Pelangi Kelabu
Disclaimer : J.K Rowling
Pair : Draco M. & Harry P.
Rate : K+
Genre : Friendship, Hurt / Comfort
Warning : SLASH, Modifiate Canon, minim konflik.
.
#
.
Memuakkan, itu yang dia rasakan saat tahun ajaran baru kembali dimulai. Perang berakhir, pesta dimana-mana, sorak sorai membuat telinganya terus berdenging. Dia tahu, mereka pantas untuk bergembira, tapi haruskah dengan cara berlebihan seperti ini? Kepala sekolah yang baru, Minerva McGonaggal, memang tak pernah memberikan sesuatu yang berlimpah pada murid-muridnya sebagai bentuk suka cita, hanya saja para penyihir idiot ini terus saja membuatnya merasa muak dengan cara mereka merayakan kemenangan sang pahlawan yang mengalahkan Voldemort.
"Tak berselera makan, Draco?" tegur pemuda berkulit hitam yang terus memperhatikan wajah teman dekatnya itu.
Draco mendengus, "Kau pikir aku bisa menelan semua sampah ini di tengah keramaian yang menyebalkan seperti ini, Blaise?"

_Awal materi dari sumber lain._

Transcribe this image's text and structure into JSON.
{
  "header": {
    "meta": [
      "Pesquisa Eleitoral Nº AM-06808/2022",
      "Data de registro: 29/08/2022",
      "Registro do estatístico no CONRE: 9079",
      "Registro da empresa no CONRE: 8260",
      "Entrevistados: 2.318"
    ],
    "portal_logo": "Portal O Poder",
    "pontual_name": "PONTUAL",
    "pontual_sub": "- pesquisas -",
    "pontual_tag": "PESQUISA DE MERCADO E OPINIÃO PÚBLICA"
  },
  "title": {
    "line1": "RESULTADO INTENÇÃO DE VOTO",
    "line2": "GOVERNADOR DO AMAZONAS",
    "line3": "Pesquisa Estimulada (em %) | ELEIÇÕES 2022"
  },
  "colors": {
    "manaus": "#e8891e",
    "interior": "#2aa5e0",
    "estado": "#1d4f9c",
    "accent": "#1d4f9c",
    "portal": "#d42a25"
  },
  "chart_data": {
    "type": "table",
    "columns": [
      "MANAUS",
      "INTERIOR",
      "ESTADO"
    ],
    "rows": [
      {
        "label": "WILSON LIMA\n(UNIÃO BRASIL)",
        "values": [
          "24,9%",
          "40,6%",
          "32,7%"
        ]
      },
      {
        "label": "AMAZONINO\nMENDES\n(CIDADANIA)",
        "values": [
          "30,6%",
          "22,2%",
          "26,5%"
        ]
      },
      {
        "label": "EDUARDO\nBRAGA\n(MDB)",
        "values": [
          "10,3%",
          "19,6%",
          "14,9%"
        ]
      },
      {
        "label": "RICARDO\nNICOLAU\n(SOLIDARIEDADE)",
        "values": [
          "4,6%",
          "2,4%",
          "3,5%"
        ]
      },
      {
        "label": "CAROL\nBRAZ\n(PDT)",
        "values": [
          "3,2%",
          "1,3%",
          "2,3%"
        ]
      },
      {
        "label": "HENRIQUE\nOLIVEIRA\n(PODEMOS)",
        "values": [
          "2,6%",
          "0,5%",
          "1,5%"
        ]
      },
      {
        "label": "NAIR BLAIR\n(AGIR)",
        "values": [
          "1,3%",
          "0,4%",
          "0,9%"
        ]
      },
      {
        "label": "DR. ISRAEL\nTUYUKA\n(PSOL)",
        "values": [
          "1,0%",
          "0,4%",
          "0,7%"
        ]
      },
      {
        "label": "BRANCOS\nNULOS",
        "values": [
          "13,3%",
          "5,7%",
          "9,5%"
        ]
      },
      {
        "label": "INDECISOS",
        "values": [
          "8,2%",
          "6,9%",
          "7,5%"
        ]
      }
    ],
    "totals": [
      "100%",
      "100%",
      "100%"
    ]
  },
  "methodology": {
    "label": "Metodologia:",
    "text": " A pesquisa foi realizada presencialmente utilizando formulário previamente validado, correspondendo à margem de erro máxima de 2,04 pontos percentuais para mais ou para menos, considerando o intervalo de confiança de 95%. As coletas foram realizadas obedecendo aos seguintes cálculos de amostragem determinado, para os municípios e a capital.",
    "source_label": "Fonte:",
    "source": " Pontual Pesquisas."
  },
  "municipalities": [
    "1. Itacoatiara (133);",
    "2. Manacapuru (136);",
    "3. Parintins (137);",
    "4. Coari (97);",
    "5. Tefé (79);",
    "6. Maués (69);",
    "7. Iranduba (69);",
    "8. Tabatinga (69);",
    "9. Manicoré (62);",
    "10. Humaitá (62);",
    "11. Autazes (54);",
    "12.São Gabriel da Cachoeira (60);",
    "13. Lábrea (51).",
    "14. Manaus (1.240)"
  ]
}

Seorang pemuda berkulit putih yang duduk di samping Blaise tertawa pelan, "Kau tinggal makan saja cerewet sekali," guraunya tak peduli pada tatapan membunuh dari Draco Malfoy, pangeran Slytherin yang tak suka basa-basi. Kalau mereka bukan sahabat karib mungkin Theodore Nott tak akan berani bicara seperti itu pada Draco.
Draco mendorong piringnya dengan kesal lalu berdiri dan meninggalkan aula besar yang ribut itu. Theo dan Blaise yang sudah hapal akan tingkah laku Draco kalau sedang bad mood hanya bisa mengangkat bahu dan kembali makan.
.
.
Koridor ini tampak lengang, gelap dan dingin. Tapi Draco tak peduli. Dia tetap berjalan sendiri, perlahan angannya berkelana, mengingat apa yang telah terjadi selama empat bulan ini. Bulan mei lalu, saat Voldemort lenyap selamanya, semua berubah untuknya. Walau kedua orangtuanya tak mendapatkan hukuman mati seperti para pelahap maut lainnya, tapi hukuman lima tahun penjara tetap saja terasa berat bagi Draco yang kini harus menjalani hidup sendiri.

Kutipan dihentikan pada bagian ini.